Movement of civilians is also already severely limited, and Gaza's Rafah Crossing to Egypt, has been closed since June. Further restrictions would likely ban even limited access to Israel.
Israel's Foreign Minister Tzipi Livni said the decision is in line with international law and "it's not going to affect the humanitarian needs of the population in the Gaza Strip."
However, Oxfam International disagreed.
"Reducing the fuel supplies to a bare minimum [will] only increase the suffering of one and a half million people in Gaza, and constitutes collective punishment," said Jeremy Hobbs, the group's executive director, adding it would be "immoral and contrary to the Geneva Conventions".
Cutting power, legal experts said, would not distinguish between civilians and militants.
Israel maintains it has very limited responsibility for the Gaza Strip since its 2005 redeployment of troops and settlers from the territory. Amnesty International, however, believes the Jewish state, is "ultimately responsible for ensuring the welfare of the … Palestinians who live in the Gaza Strip", since it "retains effective control" over the area.
The Israeli human rights group Gisha said the decision was "dangerous, because operating rooms, emergency services, sewage pumps and water wells cannot run without electricity".
Recess in Iraq: Iraqi parents are running on empty. School attendance is sharply down because of an outbreak of ditching — that's residents flinging themselves into ditches to avoid be killed by explosions or soldiers:
"We are trying to encourage families to take their children to school as there has been a continuous decrease in attendance in the past four years and this has seriously affected pupils' performance," Leila Abdallah
, a senior official at the Ministry of Education, said.
"We have enhanced policing at the school gates of most schools but families are still scared to send their children to school. This might seriously affect their future," she added. "I don't blame them for trying to protect their children but we have to start changing the actual situation of violence by teaching pupils how to build a better Iraq."
Parents have also been irked by poor examinations results in the past academic year.

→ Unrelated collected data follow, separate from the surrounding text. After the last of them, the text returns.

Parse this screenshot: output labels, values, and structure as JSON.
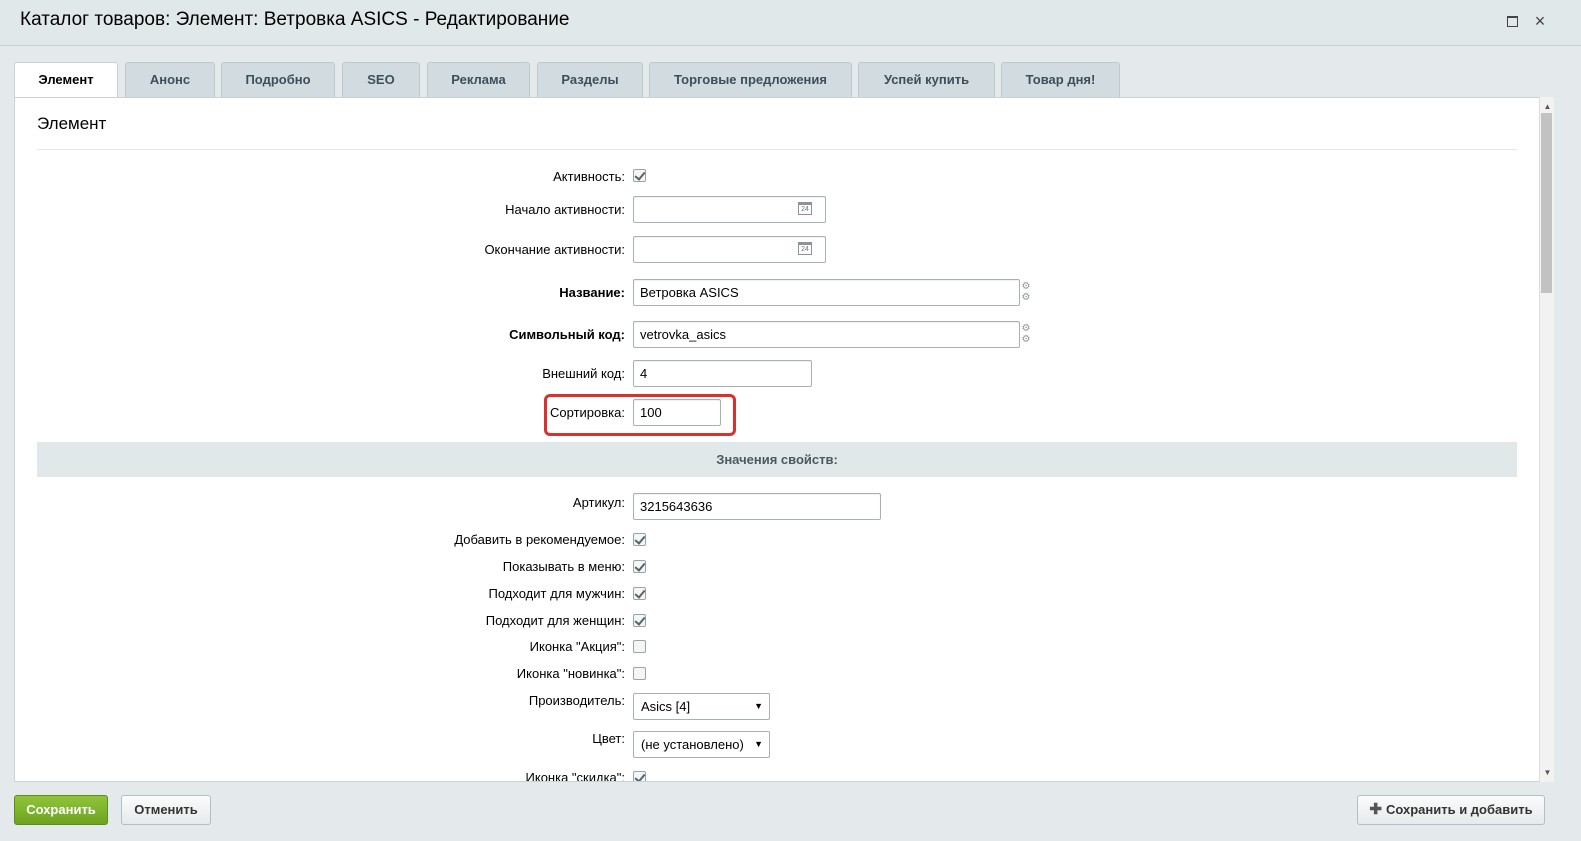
{
  "window": {
    "title": "Каталог товаров: Элемент: Ветровка ASICS - Редактирование",
    "maximize_icon": "maximize-icon",
    "close_icon": "close-icon",
    "close_glyph": "×"
  },
  "tabs": [
    {
      "label": "Элемент",
      "active": true
    },
    {
      "label": "Анонс"
    },
    {
      "label": "Подробно"
    },
    {
      "label": "SEO"
    },
    {
      "label": "Реклама"
    },
    {
      "label": "Разделы"
    },
    {
      "label": "Торговые предложения"
    },
    {
      "label": "Успей купить"
    },
    {
      "label": "Товар дня!"
    }
  ],
  "section": {
    "title": "Элемент"
  },
  "form": {
    "active": {
      "label": "Активность:",
      "checked": true
    },
    "active_from": {
      "label": "Начало активности:",
      "value": ""
    },
    "active_to": {
      "label": "Окончание активности:",
      "value": ""
    },
    "calendar_icon_text": "24",
    "name": {
      "label": "Название:",
      "value": "Ветровка ASICS"
    },
    "code": {
      "label": "Символьный код:",
      "value": "vetrovka_asics"
    },
    "external_code": {
      "label": "Внешний код:",
      "value": "4"
    },
    "sort": {
      "label": "Сортировка:",
      "value": "100"
    }
  },
  "properties": {
    "header": "Значения свойств:",
    "article": {
      "label": "Артикул:",
      "value": "3215643636"
    },
    "recommended": {
      "label": "Добавить в рекомендуемое:",
      "checked": true
    },
    "show_in_menu": {
      "label": "Показывать в меню:",
      "checked": true
    },
    "for_men": {
      "label": "Подходит для мужчин:",
      "checked": true
    },
    "for_women": {
      "label": "Подходит для женщин:",
      "checked": true
    },
    "icon_sale": {
      "label": "Иконка \"Акция\":",
      "checked": false
    },
    "icon_new": {
      "label": "Иконка \"новинка\":",
      "checked": false
    },
    "manufacturer": {
      "label": "Производитель:",
      "value": "Asics [4]"
    },
    "color": {
      "label": "Цвет:",
      "value": "(не установлено)"
    },
    "icon_discount": {
      "label": "Иконка \"скидка\":",
      "checked": true
    }
  },
  "footer": {
    "save": "Сохранить",
    "cancel": "Отменить",
    "save_and_add": "Сохранить и добавить",
    "plus_glyph": "✚"
  },
  "colors": {
    "accent_green": "#7ab32e",
    "highlight_red": "#d8312e"
  }
}
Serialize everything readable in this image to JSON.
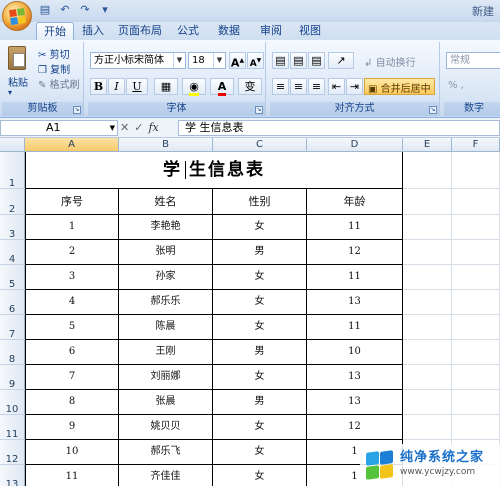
{
  "window": {
    "title_partial": "新建"
  },
  "tabs": [
    "开始",
    "插入",
    "页面布局",
    "公式",
    "数据",
    "审阅",
    "视图"
  ],
  "ribbon": {
    "clipboard": {
      "paste": "粘贴",
      "cut": "剪切",
      "copy": "复制",
      "format_painter": "格式刷",
      "label": "剪贴板"
    },
    "font": {
      "family": "方正小标宋简体",
      "size": "18",
      "grow": "A",
      "shrink": "A",
      "bold": "B",
      "italic": "I",
      "underline": "U",
      "font_color_glyph": "A",
      "change_case": "变",
      "label": "字体"
    },
    "alignment": {
      "wrap_text": "自动换行",
      "merge_center": "合并后居中",
      "label": "对齐方式"
    },
    "number": {
      "format": "常规",
      "label": "数字"
    }
  },
  "formula_bar": {
    "name_box": "A1",
    "fx": "fx",
    "content": "学  生信息表"
  },
  "sheet": {
    "columns": [
      "A",
      "B",
      "C",
      "D",
      "E",
      "F"
    ],
    "rows": [
      "1",
      "2",
      "3",
      "4",
      "5",
      "6",
      "7",
      "8",
      "9",
      "10",
      "11",
      "12",
      "13"
    ],
    "title_left": "学",
    "title_right": "生信息表",
    "headers": [
      "序号",
      "姓名",
      "性别",
      "年龄"
    ],
    "data": [
      [
        "1",
        "李艳艳",
        "女",
        "11"
      ],
      [
        "2",
        "张明",
        "男",
        "12"
      ],
      [
        "3",
        "孙家",
        "女",
        "11"
      ],
      [
        "4",
        "郝乐乐",
        "女",
        "13"
      ],
      [
        "5",
        "陈晨",
        "女",
        "11"
      ],
      [
        "6",
        "王刚",
        "男",
        "10"
      ],
      [
        "7",
        "刘丽娜",
        "女",
        "13"
      ],
      [
        "8",
        "张晨",
        "男",
        "13"
      ],
      [
        "9",
        "姚贝贝",
        "女",
        "12"
      ],
      [
        "10",
        "郝乐飞",
        "女",
        "1"
      ],
      [
        "11",
        "齐佳佳",
        "女",
        "1"
      ]
    ]
  },
  "watermark": {
    "name": "纯净系统之家",
    "url": "www.ycwjzy.com"
  }
}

According to Leila, there has been a 54 percent increase in exam failure rates compared to previous years. She said many students had not sat the last exams as they had been forced by violence to flee their homes for safer areas.
Also, few schools have offered extra preparatory classes to students who have to repeat their exams because teachers are too afraid to leave their homes.
"Either you give us good marks or you will die": If Iraqi kids do somehow manage to reach college, they're practically assured of high grades because professors are scared to death:
Hassan Khalid Hayderi
, 54, is a professor of mathematics at Basra University, 550 km south of the capital, Baghdad. He and his family are leaving Iraq as soon as his brother finds him a job in Jordan because he has received death threats from students demanding easy exams and better marks.
"After 20 years as professor of mathematics in Basra and Baghdad, I have decided to leave my job and the country. Teachers in Iraq have been targeted since the US-led invasion in 2003, but from February last year our situation has worsened because of threats from inside our classrooms.
"Students started demanding easier exams and if they don’t pass the year, it might mean your death. Either you give good marks or you are going to be killed.
"When I leave my home every morning to go to the university, I fear a bullet is going to rip through my head or chest. I constantly find notes with demands of good marks or sometimes shorter lessons from students on my desk.
"Lessons that used to last for one hour are given nowadays in half-an-hour to meet such requests.
"Two of my colleagues have been killed in the past months for refusing to cater to such requests. Sometimes even fathers come after you asking for good marks for their sons. Once I refused to listen to one of them and the result was the kidnapping of my 23-year-old son, Abdel-Kader. He was released after I let a student — who scored very badly in exams — pass the year."